Find the interval of convergence, including end-point tests:$\mathbf{\sum }_{\mathbf{n}\mathbf{=}\mathbf{1}}^{\mathbf{\infty }}\frac{{\mathbf{(}\mathbf{n}\mathbf{!}\mathbf{)}}^{\mathbf{2}}{\mathbf{x}}^{\mathbf{n}}}{\mathbf{\left(}\mathbf{2}\mathbf{n}\mathbf{\right)}\mathbf{!}}$

Short answer

The interval of convergence is $-4<x<4$.

Step-by-step solution

Concept used to find the interval of convergence

The ratio test for convergence is expressed as follows:

$\mathit{l}\mathit{i}{\mathit{m}}_{\mathbf{n}\mathbf{\to }\mathbf{\infty }}\frac{\left|a_{n+1}\right|}{\left|a_n\right|}\mathbf{<}\mathbf{1}$

The ratio test for divergence is expressed as follows:

$\mathit{l}\mathit{i}{\mathit{m}}_{\mathbf{n}\mathbf{\to }\mathbf{\infty }}\frac{\left|a_{n+1}\right|}{\left|a_n\right|}\mathbf{>}\mathbf{1}$

Calculation to find the interval of the convergence of the series ∑n=1∞(n!)2xn(2n)!

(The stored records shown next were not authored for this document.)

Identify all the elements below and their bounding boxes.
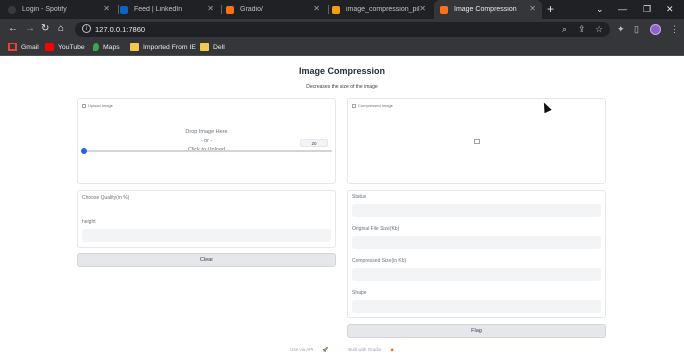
url-text: 127.0.0.1:7860 (95, 25, 146, 34)
home-icon[interactable]: ⌂ (58, 23, 64, 35)
footer: Use via API 🚀 · Built with Gradio ◆ (0, 347, 684, 353)
address-bar[interactable]: i 127.0.0.1:7860 (75, 22, 610, 37)
info-icon[interactable]: i (82, 24, 91, 33)
drop-text: Drop Image Here (185, 129, 228, 135)
compressed-size-label: Compressed Size(in Kb) (352, 258, 407, 264)
close-icon[interactable]: ✕ (529, 5, 536, 13)
height-label: height (82, 219, 96, 225)
gradio-icon (226, 5, 234, 14)
spotify-icon (8, 5, 16, 14)
footer-separator: · (337, 347, 340, 352)
page-description: Decreases the size of the image (306, 84, 378, 90)
upload-image-dropzone[interactable]: Upload Image Drop Image Here - or - Clic… (77, 98, 336, 184)
maps-icon (93, 43, 99, 51)
compressed-image-output: Compressed Image (347, 98, 606, 184)
forward-icon[interactable]: → (25, 23, 35, 35)
bookmark-label: Imported From IE (143, 43, 196, 51)
status-field (352, 204, 601, 217)
compressed-image-label: Compressed Image (352, 103, 393, 108)
bookmark-youtube[interactable]: YouTube (45, 43, 85, 51)
restore-icon[interactable]: ❐ (643, 3, 651, 15)
page-title: Image Compression (298, 66, 386, 76)
youtube-icon (45, 43, 54, 51)
menu-icon[interactable]: ⋮ (670, 24, 679, 34)
profile-avatar[interactable] (650, 24, 661, 35)
upload-image-label: Upload Image (82, 103, 113, 108)
new-tab-button[interactable]: + (547, 3, 554, 15)
flag-button[interactable]: Flag (347, 324, 606, 338)
tab-bar: Login - Spotify ✕ Feed | LinkedIn ✕ Grad… (0, 0, 684, 19)
close-icon[interactable]: ✕ (313, 5, 320, 13)
bookmark-dell[interactable]: Dell (200, 43, 225, 51)
back-icon[interactable]: ← (8, 23, 18, 35)
gmail-icon (8, 43, 17, 51)
original-size-field (352, 236, 601, 249)
linkedin-icon (120, 5, 128, 14)
folder-icon (130, 43, 139, 51)
rocket-icon: 🚀 (322, 347, 329, 352)
tab-spotify[interactable]: Login - Spotify ✕ (8, 0, 116, 19)
quality-number-input[interactable]: 20 (300, 139, 328, 147)
close-icon[interactable]: ✕ (103, 5, 110, 13)
star-icon[interactable]: ☆ (595, 24, 603, 34)
window-close-icon[interactable]: ✕ (666, 3, 674, 15)
tab-gradio[interactable]: Gradio/ ✕ (226, 0, 326, 19)
address-toolbar: ← → ↻ ⌂ i 127.0.0.1:7860 ⌕ ⇪ ☆ ✦ ▯ ⋮ (0, 19, 684, 40)
or-text: - or - (200, 138, 213, 144)
share-icon[interactable]: ⇪ (578, 24, 586, 34)
bookmark-gmail[interactable]: Gmail (8, 43, 39, 51)
close-icon[interactable]: ✕ (419, 5, 426, 13)
shape-field (352, 300, 601, 313)
tab-search-icon[interactable]: ⌄ (596, 3, 604, 15)
extensions-icon[interactable]: ✦ (617, 24, 625, 34)
folder-icon (200, 43, 209, 51)
quality-slider[interactable] (81, 148, 332, 154)
tab-linkedin[interactable]: Feed | LinkedIn ✕ (120, 0, 220, 19)
clear-button[interactable]: Clear (77, 253, 336, 267)
bookmark-label: YouTube (58, 43, 85, 51)
status-label: Status (352, 194, 367, 200)
minimize-icon[interactable]: — (618, 3, 627, 15)
bookmarks-bar: Gmail YouTube Maps Imported From IE Dell (0, 40, 684, 56)
gradio-icon (440, 5, 448, 14)
quality-label: Choose Quality(in %) (82, 195, 130, 201)
image-icon (352, 103, 356, 108)
compressed-size-field (352, 268, 601, 281)
use-via-api-link[interactable]: Use via API (290, 347, 313, 352)
image-placeholder-icon (474, 139, 480, 144)
tab-image-compression-pil[interactable]: image_compression_pil ✕ (332, 0, 432, 19)
bookmark-label: Maps (103, 43, 120, 51)
bookmark-label: Dell (213, 43, 225, 51)
height-field[interactable] (82, 229, 331, 242)
tab-label: Login - Spotify (22, 6, 67, 13)
close-icon[interactable]: ✕ (207, 5, 214, 13)
bookmark-maps[interactable]: Maps (93, 43, 120, 51)
gradio-logo-icon: ◆ (390, 347, 394, 352)
sidebar-icon[interactable]: ▯ (634, 24, 639, 34)
image-icon (82, 103, 86, 108)
built-with-gradio-link[interactable]: Built with Gradio (348, 347, 381, 352)
search-icon[interactable]: ⌕ (562, 24, 567, 34)
quality-slider-thumb[interactable] (81, 148, 87, 154)
reload-icon[interactable]: ↻ (41, 23, 49, 35)
bookmark-imported-from-ie[interactable]: Imported From IE (130, 43, 196, 51)
notebook-icon (332, 5, 340, 14)
shape-label: Shape (352, 290, 367, 296)
original-size-label: Original File Size(Kb) (352, 226, 400, 232)
bookmark-label: Gmail (21, 43, 39, 51)
tab-image-compression[interactable]: Image Compression ✕ (434, 0, 542, 19)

term of the series is,$a_n=\frac{{(n!)}^2{x}^n}{\left(2n\right)!}$

The magnitude of $n^{\text{th}}$terms is:

$\left|a_n\right|=\frac{{(n!)}^2{x}^n}{\left(2n\right)!}$ …… (1)

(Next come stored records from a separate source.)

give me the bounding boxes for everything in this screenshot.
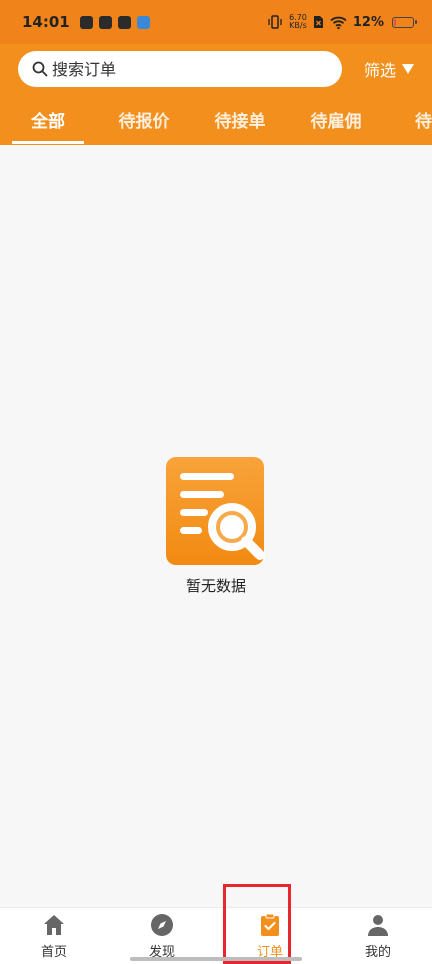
notification-app-icon — [79, 15, 93, 29]
order-icon — [261, 913, 279, 936]
status-time: 14:01 — [22, 13, 70, 31]
tab-pending-quote[interactable]: 待报价 — [96, 94, 192, 145]
search-header: 筛选 — [0, 44, 432, 94]
compass-icon — [151, 913, 173, 936]
search-icon — [32, 61, 48, 77]
tiktok-icon — [117, 15, 131, 29]
triangle-down-icon — [402, 64, 414, 74]
tab-label: 待雇佣 — [310, 112, 362, 132]
status-left: 14:01 — [22, 13, 150, 31]
search-box[interactable] — [18, 51, 342, 87]
home-indicator[interactable] — [130, 957, 302, 961]
filter-button[interactable]: 筛选 — [364, 57, 414, 81]
empty-document-search-icon — [166, 457, 265, 565]
tab-all[interactable]: 全部 — [12, 94, 84, 145]
tab-label: 全部 — [31, 112, 65, 132]
nav-label: 我的 — [364, 944, 391, 960]
nav-item-home[interactable]: 首页 — [0, 908, 108, 964]
status-right: 6.70 KB/s 12% — [267, 14, 417, 30]
network-speed: 6.70 KB/s — [289, 14, 307, 30]
tab-label: 待接单 — [214, 112, 266, 132]
bottom-navigation: 首页 发现 订单 我的 — [0, 907, 432, 964]
tab-pending-pay[interactable]: 待付 — [384, 94, 432, 145]
nav-item-profile[interactable]: 我的 — [324, 908, 432, 964]
nav-label: 首页 — [40, 944, 67, 960]
status-bar: 14:01 6.70 KB/s 12% — [0, 0, 432, 44]
app-root: 14:01 6.70 KB/s 12% 搜索订单 筛选 全部 待报价 待接单 待… — [0, 0, 432, 964]
nav-item-discover[interactable]: 发现 — [108, 908, 216, 964]
battery-level-fill — [394, 18, 396, 26]
battery-percent: 12% — [352, 14, 384, 30]
filter-label: 筛选 — [363, 61, 396, 80]
notification-app-icon — [98, 15, 112, 29]
vibrate-icon — [268, 15, 282, 29]
nav-item-orders[interactable]: 订单 — [216, 908, 324, 964]
user-icon — [368, 914, 388, 936]
tab-label: 待报价 — [118, 112, 170, 132]
home-icon — [44, 914, 64, 935]
notification-app-icon — [136, 15, 150, 29]
order-list-area: 暂无数据 — [0, 145, 432, 907]
search-input[interactable] — [52, 59, 328, 79]
order-status-tabs: 全部 待报价 待接单 待雇佣 待付 — [0, 94, 432, 145]
network-speed-unit: KB/s — [289, 21, 307, 30]
wifi-icon — [330, 16, 347, 29]
battery-icon — [392, 16, 417, 28]
empty-state: 暂无数据 — [0, 455, 432, 596]
sim-icon — [313, 16, 323, 28]
tab-pending-accept[interactable]: 待接单 — [192, 94, 288, 145]
tab-pending-hire[interactable]: 待雇佣 — [288, 94, 384, 145]
tab-label: 待付 — [415, 112, 432, 132]
empty-state-text: 暂无数据 — [185, 577, 246, 595]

The magnitude of $(n+1{)}^{th}$terms is calculated as follows:

$\left|a_{n+1}\right|=\frac{{\left(\right(n+1)!)}^2{x}^{n+1}}{(2n+2)!}$ …… (2)

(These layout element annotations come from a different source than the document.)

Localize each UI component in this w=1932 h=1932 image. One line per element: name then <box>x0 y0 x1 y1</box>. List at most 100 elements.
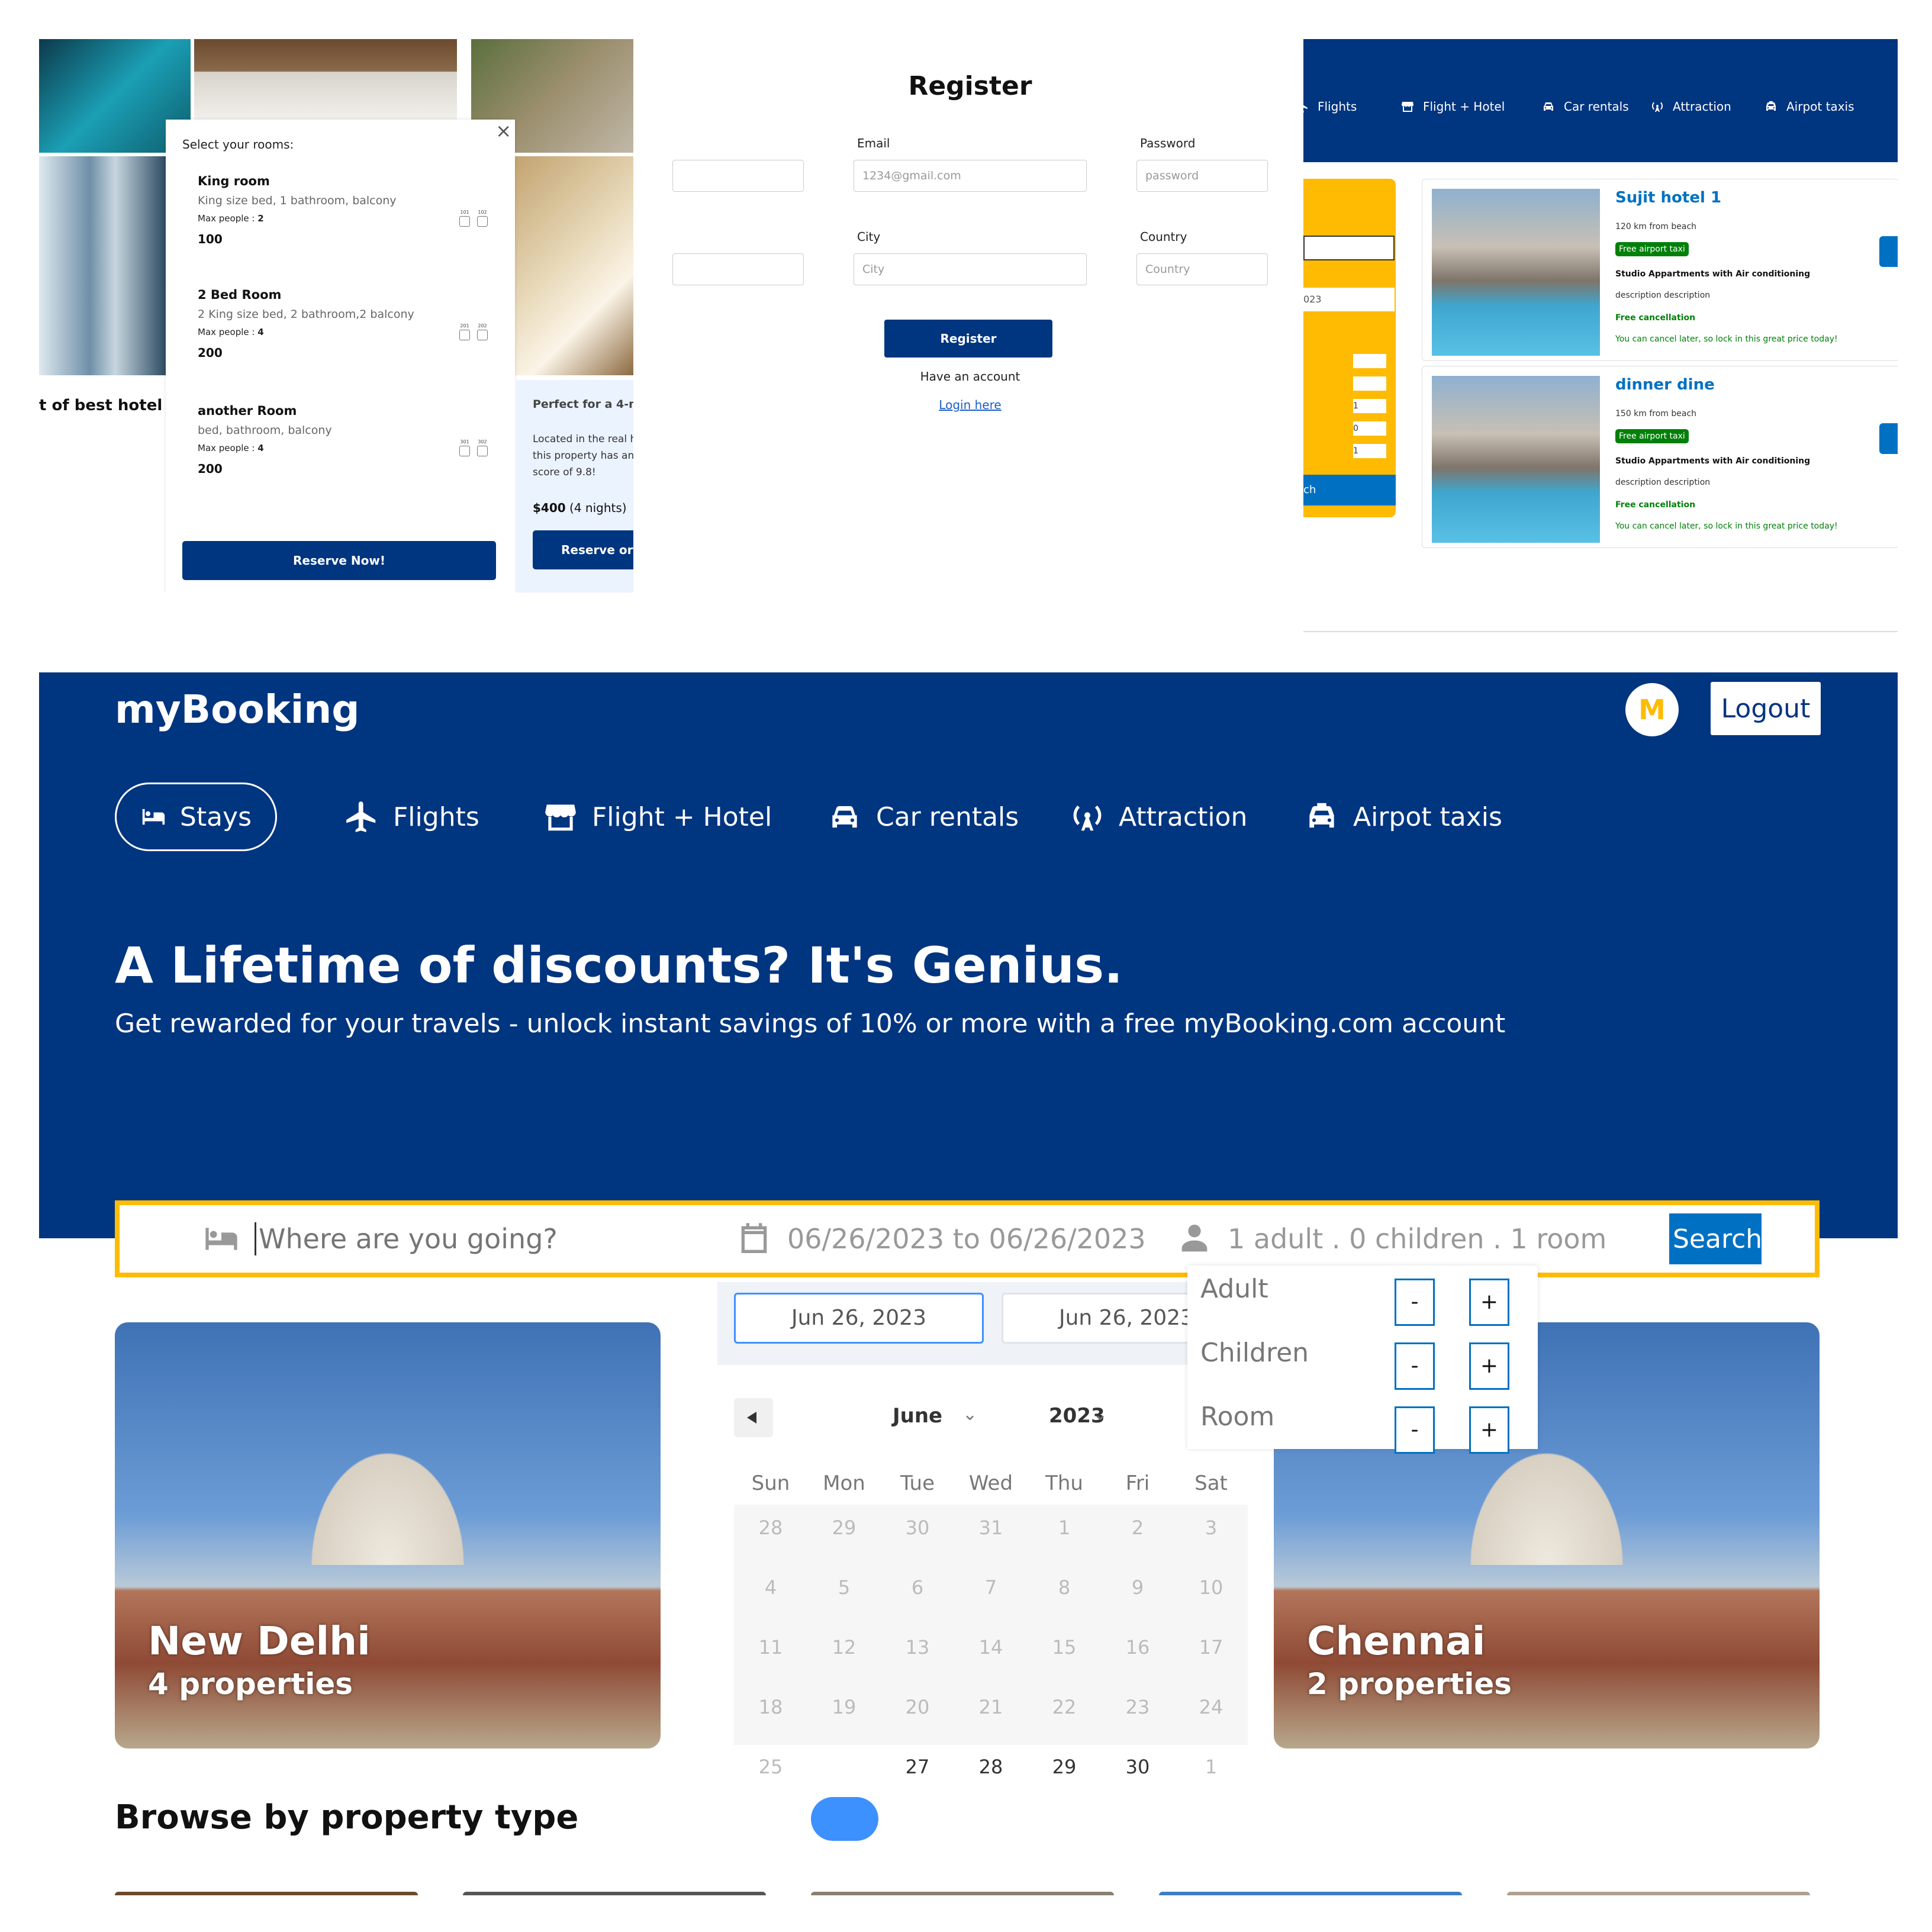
calendar-day[interactable]: 8 <box>1028 1576 1101 1599</box>
calendar-day[interactable]: 13 <box>881 1636 954 1659</box>
see-availability-button[interactable] <box>1879 236 1898 267</box>
sidebar-destination-input[interactable] <box>1303 236 1395 260</box>
calendar-day[interactable]: 26 <box>807 1756 881 1778</box>
calendar-day[interactable]: 6 <box>881 1576 954 1599</box>
sidebar-option-input[interactable] <box>1353 376 1386 391</box>
calendar-day[interactable]: 24 <box>1174 1696 1248 1718</box>
nav-flight-hotel[interactable]: Flight + Hotel <box>1400 99 1505 114</box>
property-type-thumb[interactable] <box>115 1892 418 1895</box>
calendar-day[interactable]: 20 <box>881 1696 954 1718</box>
calendar-day[interactable]: 16 <box>1101 1636 1174 1659</box>
hotel-name[interactable]: dinner dine <box>1615 376 1715 394</box>
calendar-day[interactable]: 17 <box>1174 1636 1248 1659</box>
avatar[interactable]: M <box>1625 683 1679 736</box>
close-icon[interactable]: × <box>495 120 511 142</box>
room-checkbox[interactable] <box>459 330 470 340</box>
logout-button[interactable]: Logout <box>1711 682 1821 735</box>
calendar-day[interactable]: 21 <box>954 1696 1028 1718</box>
room-checkbox[interactable] <box>477 330 488 340</box>
children-plus-button[interactable]: + <box>1469 1342 1509 1390</box>
calendar-day[interactable]: 11 <box>734 1636 807 1659</box>
calendar-day[interactable]: 7 <box>954 1576 1028 1599</box>
tab-airport-taxis[interactable]: Airpot taxis <box>1303 783 1502 851</box>
sidebar-option-input[interactable]: 0 <box>1353 421 1386 436</box>
room-checkbox[interactable] <box>459 216 470 227</box>
nav-airport-taxis[interactable]: Airpot taxis <box>1764 99 1854 114</box>
date-segment[interactable]: 06/26/2023 to 06/26/2023 <box>735 1205 1146 1273</box>
calendar-day[interactable]: 1 <box>1174 1756 1248 1778</box>
city-field[interactable]: City <box>854 253 1087 285</box>
nav-flights[interactable]: Flights <box>1303 99 1357 114</box>
sidebar-search-button[interactable]: ch <box>1303 475 1396 505</box>
register-button[interactable]: Register <box>884 320 1052 358</box>
calendar-day[interactable]: 4 <box>734 1576 807 1599</box>
hotel-card[interactable]: dinner dine 150 km from beach Free airpo… <box>1422 366 1898 548</box>
login-link[interactable]: Login here <box>672 398 1268 412</box>
calendar-day[interactable]: 29 <box>807 1516 881 1539</box>
calendar-day[interactable]: 10 <box>1174 1576 1248 1599</box>
calendar-day[interactable]: 1 <box>1028 1516 1101 1539</box>
nav-car-rentals[interactable]: Car rentals <box>1541 99 1629 114</box>
search-button[interactable]: Search <box>1669 1213 1762 1264</box>
tab-car-rentals[interactable]: Car rentals <box>826 783 1019 851</box>
room-minus-button[interactable]: - <box>1395 1406 1435 1454</box>
sidebar-date-input[interactable]: 023 <box>1303 288 1395 311</box>
calendar-day[interactable]: 28 <box>954 1756 1028 1778</box>
calendar-day[interactable]: 23 <box>1101 1696 1174 1718</box>
logo[interactable]: myBooking <box>115 687 360 732</box>
sidebar-option-input[interactable] <box>1353 354 1386 368</box>
see-availability-button[interactable] <box>1879 423 1898 454</box>
prev-month-icon[interactable] <box>734 1398 773 1437</box>
property-type-thumb[interactable] <box>1507 1892 1810 1895</box>
calendar-day[interactable]: 9 <box>1101 1576 1174 1599</box>
month-select[interactable]: June <box>893 1404 942 1428</box>
calendar-day[interactable]: 30 <box>1101 1756 1174 1778</box>
chevron-down-icon[interactable]: ⌄ <box>962 1404 977 1425</box>
room-checkbox[interactable] <box>477 216 488 227</box>
reserve-or-book-button[interactable]: Reserve or b <box>533 530 633 569</box>
property-type-thumb[interactable] <box>1159 1892 1462 1895</box>
country-field[interactable]: Country <box>1136 253 1268 285</box>
calendar-day[interactable]: 5 <box>807 1576 881 1599</box>
phone-field[interactable] <box>672 253 804 285</box>
destination-input[interactable] <box>255 1222 591 1255</box>
reserve-now-button[interactable]: Reserve Now! <box>182 541 496 580</box>
room-plus-button[interactable]: + <box>1469 1406 1509 1454</box>
email-field[interactable]: 1234@gmail.com <box>854 160 1087 192</box>
chevron-down-icon[interactable]: ⌄ <box>1093 1404 1107 1425</box>
calendar-day[interactable]: 14 <box>954 1636 1028 1659</box>
calendar-day[interactable]: 29 <box>1028 1756 1101 1778</box>
calendar-day[interactable]: 22 <box>1028 1696 1101 1718</box>
calendar-day[interactable]: 18 <box>734 1696 807 1718</box>
adult-minus-button[interactable]: - <box>1395 1279 1435 1326</box>
city-card-new-delhi[interactable]: New Delhi 4 properties <box>115 1322 661 1749</box>
tab-attraction[interactable]: Attraction <box>1069 783 1247 851</box>
sidebar-option-input[interactable]: 1 <box>1353 444 1386 458</box>
room-checkbox[interactable] <box>477 446 488 456</box>
guests-segment[interactable]: 1 adult . 0 children . 1 room <box>1176 1205 1606 1273</box>
calendar-day[interactable]: 15 <box>1028 1636 1101 1659</box>
tab-flight-hotel[interactable]: Flight + Hotel <box>542 783 772 851</box>
calendar-day[interactable]: 27 <box>881 1756 954 1778</box>
calendar-day[interactable]: 28 <box>734 1516 807 1539</box>
calendar-day[interactable]: 25 <box>734 1756 807 1778</box>
property-type-thumb[interactable] <box>463 1892 766 1895</box>
room-checkbox[interactable] <box>459 446 470 456</box>
property-type-thumb[interactable] <box>811 1892 1114 1895</box>
password-field[interactable]: password <box>1136 160 1268 192</box>
calendar-day[interactable]: 31 <box>954 1516 1028 1539</box>
tab-flights[interactable]: Flights <box>343 783 479 851</box>
children-minus-button[interactable]: - <box>1395 1342 1435 1390</box>
calendar-day[interactable]: 30 <box>881 1516 954 1539</box>
username-field[interactable] <box>672 160 804 192</box>
calendar-day[interactable]: 19 <box>807 1696 881 1718</box>
adult-plus-button[interactable]: + <box>1469 1279 1509 1326</box>
tab-stays[interactable]: Stays <box>115 783 277 851</box>
calendar-day[interactable]: 3 <box>1174 1516 1248 1539</box>
nav-attraction[interactable]: Attraction <box>1650 99 1731 114</box>
hotel-name[interactable]: Sujit hotel 1 <box>1615 189 1721 207</box>
calendar-day[interactable]: 2 <box>1101 1516 1174 1539</box>
calendar-day[interactable]: 12 <box>807 1636 881 1659</box>
hotel-card[interactable]: Sujit hotel 1 120 km from beach Free air… <box>1422 179 1898 361</box>
start-date-field[interactable]: Jun 26, 2023 <box>734 1293 984 1344</box>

Take the ratio of equation (2) y equation (1) as follows:

$\begin{array}{rcl}\frac{\left|a_{n+1}\right|}{\left|a_n\right|}& =& \frac{\frac{{\left(\right(n+1)!)}^2{x}^{n+1}}{(2n+2)!}}{\frac{(n!)x^n}{\left(2n\right)!}}\\ & =& \frac{{\left(\right(n+1)!)}^2{x}^{n+1}\left(2n\right)!}{(2n+2)!{(n!)}^2{x}^n}\\ & =& \frac{{(n+1)}^{2}x}{(2n+2)(2n+1)}\\ & =& \frac{{\left(1+\frac{1}{n}\right)}^{2}x}{\left(2+\frac{2}{n}\right)\left(2+\frac{1}{n}\right)}\\ & & \end{array}$

Apply the limit in the above ratio as follows:

$$\begin{gathered} li{m}_{n\to \infty }\frac{\left|a_{n+1}\right|}{\left|a_n\right|}=li{m}_{n\to \infty }\left(\frac{{\left(1+\frac{1}{n}\right)}^{2}x}{\left(2+\frac{2}{n}\right)\left(2+\frac{1}{n}\right)}\right) \\ li{m}_{n\to \infty }\frac{\left|a_{n+1}\right|}{\left|a_n\right|}=\left(\frac{x}{4}\right) \end{gathered}$$

The series converges for $li{m}_{n\to \infty }\frac{\left|a_{n+1}\right|}{\left|a_n\right|}<1$when$\left|\frac{x}{4}\right|<1$ and the series is divergent when $\left|\frac{x}{4}\right|>1$.

Therefore, the interval is $-1<\frac{x}{4}<1$.

It is simplified as,

$$\begin{gathered} -1<\frac{x}{4}<1 \\ -4<x<4 \end{gathered}$$

For, $x=4$the series becomes:

$\sum _{n=1}^{\infty }\frac{{(n!)}^2{4}^{n+1}}{\left(2n\right)!}$

This series is divergent using the limit test.

For, $x=-4$the series becomes:

$\sum _{n=1}^{\infty }\frac{{(n!)}^2{(-4)}^{n+1}}{\left(2n\right)!}$

This is divergent series using the limit test.

Thus, the interval of converges is $-4<x<4$.